Well, this Fuji film is about eight years old. Gee, I hate to think that I
would'nt get these results with fresh film.

<I ran a series of tests comparing new Kodak lith films (3 kinds) with my
-on-the-shelf-3 years Freestyle lith (and probably pretty old when it
arrived). The Freestyle was much much *much* easier to get into
continuous tone in low-to-moderate density for gum.>

Perhaps you could fill me in on a few details regarding your testing.
Developers, density ranges etc.

<Did you say what density range and process you're aiming for? Of course if
you're doing salted paper & albumen, or whatever else likes very long
scale, lith of any make gets easier to work with.>

I work with albumen, so I need a DR about 2.20. This is just about what I
got with the test.

<But I can't help wondering
about the Rodinal -- wondering if rather than continuous tone you actually
got something more like a random dot which acted as a halftone effect...
Which may be same thing for all practical purposes, of course.>

I made 11 x 14 positives from 5 X 7 negatives. With a lupe, I can't see
any grain or random dot pattern. They look like continuous tone to me. I
compared the positives on a lightbox to 11 x 14 prints made from the same 5
X 7 negs and the tonal scale and resoultion are very similar. If this is
'random dot' which I'm not familiar with, that's ok ith me.

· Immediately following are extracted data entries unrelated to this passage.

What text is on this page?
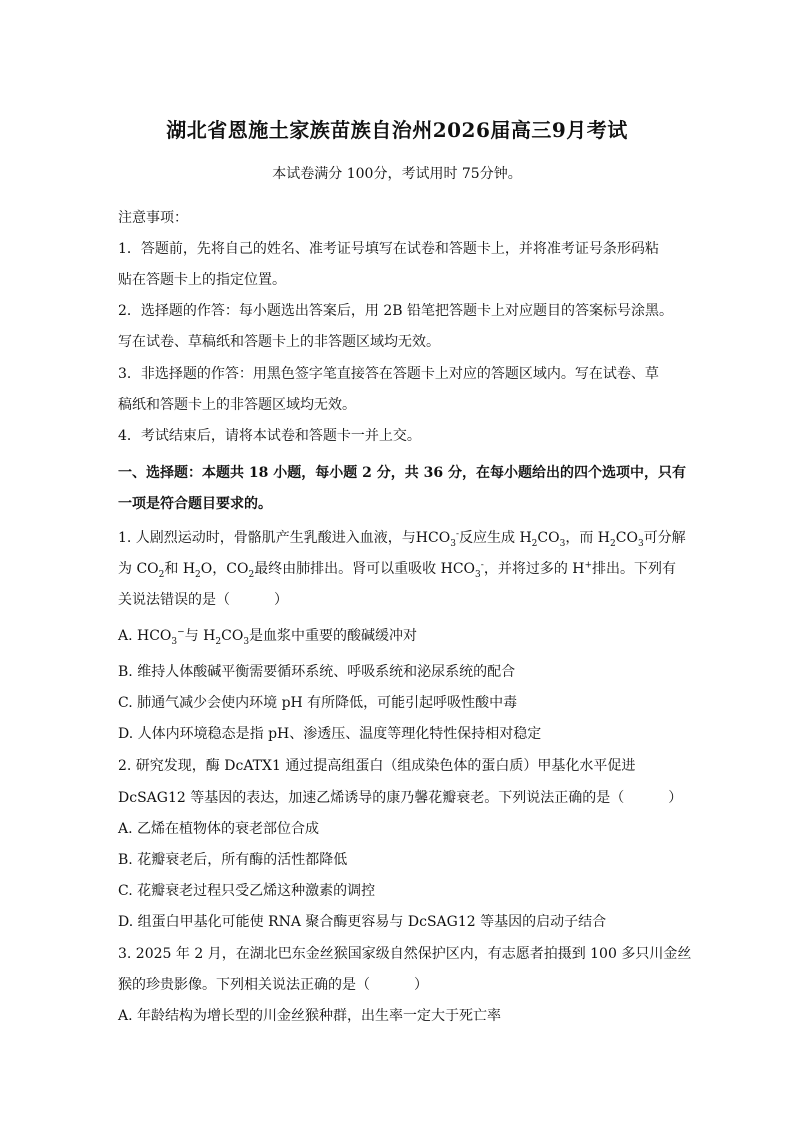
湖北省恩施土家族苗族自治州2026届高三9月考试
本试卷满分 100分，考试用时 75分钟。
注意事项：
1．答题前，先将自己的姓名、准考证号填写在试卷和答题卡上，并将准考证号条形码粘
贴在答题卡上的指定位置。
2．选择题的作答：每小题选出答案后，用 2B 铅笔把答题卡上对应题目的答案标号涂黑。
写在试卷、草稿纸和答题卡上的非答题区域均无效。
3．非选择题的作答：用黑色签字笔直接答在答题卡上对应的答题区域内。写在试卷、草
稿纸和答题卡上的非答题区域均无效。
4．考试结束后，请将本试卷和答题卡一并上交。
一、选择题：本题共 18 小题，每小题 2 分，共 36 分，在每小题给出的四个选项中，只有
一项是符合题目要求的。
1. 人剧烈运动时，骨骼肌产生乳酸进入血液，与$HCO_3^-$反应生成 $H_2CO_3$，而 $H_2CO_3$可分解
为 $CO_2$和 $H_2O$，$CO_2$最终由肺排出。肾可以重吸收 $HCO_3^-$，并将过多的 H+排出。下列有
关说法错误的是（	）
A. $HCO_3^-$与 $H_2CO_3$是血浆中重要的酸碱缓冲对
B. 维持人体酸碱平衡需要循环系统、呼吸系统和泌尿系统的配合
C. 肺通气减少会使内环境 pH 有所降低，可能引起呼吸性酸中毒
D. 人体内环境稳态是指 pH、渗透压、温度等理化特性保持相对稳定
2. 研究发现，酶 DcATX1 通过提高组蛋白（组成染色体的蛋白质）甲基化水平促进
DcSAG12 等基因的表达，加速乙烯诱导的康乃馨花瓣衰老。下列说法正确的是（	）
A. 乙烯在植物体的衰老部位合成
B. 花瓣衰老后，所有酶的活性都降低
C. 花瓣衰老过程只受乙烯这种激素的调控
D. 组蛋白甲基化可能使 RNA 聚合酶更容易与 DcSAG12 等基因的启动子结合
3. 2025 年 2 月，在湖北巴东金丝猴国家级自然保护区内，有志愿者拍摄到 100 多只川金丝
猴的珍贵影像。下列相关说法正确的是（	）
A. 年龄结构为增长型的川金丝猴种群，出生率一定大于死亡率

<I mentioned a while back that I tried reversal processing lith for
direct negative with a white light flash in mid-development --- it worked
OK, but I couldn't get perfect tone for tone. This sounds better, and
sounds also like the timing isn't so utterly critical. But can you control
the contrast as desired?>

When I was testing the positives, I got flatter results with shorter
development times and greater dilutions of Rodinol. I suspect that the
first developer would provide the opportunity for contrast control.
However, as I mentioned, these are just preliminary results. I haven't
tried to make negs with a lesser density range.